Qui, de vous ou des agences de voyages, le FODEC va-t-il subventionner ?
C’est l’un ou l’autre, la question est à l’étude pour déterminer la formule la plus incitative pour le touriste potentiel. Pour nous, soit nous mettrons à la disposition des agences un vol qu’ils nous paieront au prix charter, soit nous mettrons nous-mêmes en place un vol avec le soutien du FODEC. En tout état de cause, nous ne pouvons nous permettre de programmer ce vol par nous-mêmes sur une ligne qui est déjà déficitaire.
Il est question pour certaines agences de voyages de négocier avec vous des blocs sièges à l’année sur le vol de Tozeur.
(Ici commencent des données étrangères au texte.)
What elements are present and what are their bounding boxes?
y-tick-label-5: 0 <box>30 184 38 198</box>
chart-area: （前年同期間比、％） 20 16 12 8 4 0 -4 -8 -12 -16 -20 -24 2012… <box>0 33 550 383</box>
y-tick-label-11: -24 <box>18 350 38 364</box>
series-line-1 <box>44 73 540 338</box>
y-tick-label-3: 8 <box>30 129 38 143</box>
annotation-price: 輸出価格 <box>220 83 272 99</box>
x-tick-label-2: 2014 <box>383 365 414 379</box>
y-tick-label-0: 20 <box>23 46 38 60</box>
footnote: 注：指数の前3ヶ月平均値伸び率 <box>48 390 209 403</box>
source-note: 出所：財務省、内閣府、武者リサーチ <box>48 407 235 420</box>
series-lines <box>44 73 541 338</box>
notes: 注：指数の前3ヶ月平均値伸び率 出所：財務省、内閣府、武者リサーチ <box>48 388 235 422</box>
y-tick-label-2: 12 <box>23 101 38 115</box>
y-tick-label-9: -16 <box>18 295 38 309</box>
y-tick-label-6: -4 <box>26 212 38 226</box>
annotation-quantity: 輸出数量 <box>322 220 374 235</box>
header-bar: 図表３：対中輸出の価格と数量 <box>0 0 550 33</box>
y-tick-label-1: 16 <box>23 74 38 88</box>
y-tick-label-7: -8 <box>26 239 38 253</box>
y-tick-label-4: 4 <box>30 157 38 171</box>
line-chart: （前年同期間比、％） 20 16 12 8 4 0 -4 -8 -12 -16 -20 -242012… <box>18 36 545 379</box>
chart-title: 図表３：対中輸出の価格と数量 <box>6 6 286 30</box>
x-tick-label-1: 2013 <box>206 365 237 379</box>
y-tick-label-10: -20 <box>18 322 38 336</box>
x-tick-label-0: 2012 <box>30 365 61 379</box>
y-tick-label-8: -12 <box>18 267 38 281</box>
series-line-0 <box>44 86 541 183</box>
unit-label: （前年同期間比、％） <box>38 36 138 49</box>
Comment jugez-vous cette initiative ?
Pour nous, c’est une idée très intéressante. Nous avons confirmé aux agences de voyages qu’elles peuvent soit mettre en place des packages pour octobre-novembre avec le soutien du FODEC, soit opter pour des blocs sièges à l’année que nous leur céderons à des prix préférentiels. Notre flexibilité tarifaire est justifiée par la clientèle additionnelle qu’apporteront ces agences.
A-t-il été aussi question de Tabarka ?
Non, Tabarka n’a pas été évoquée lors de cette réunion.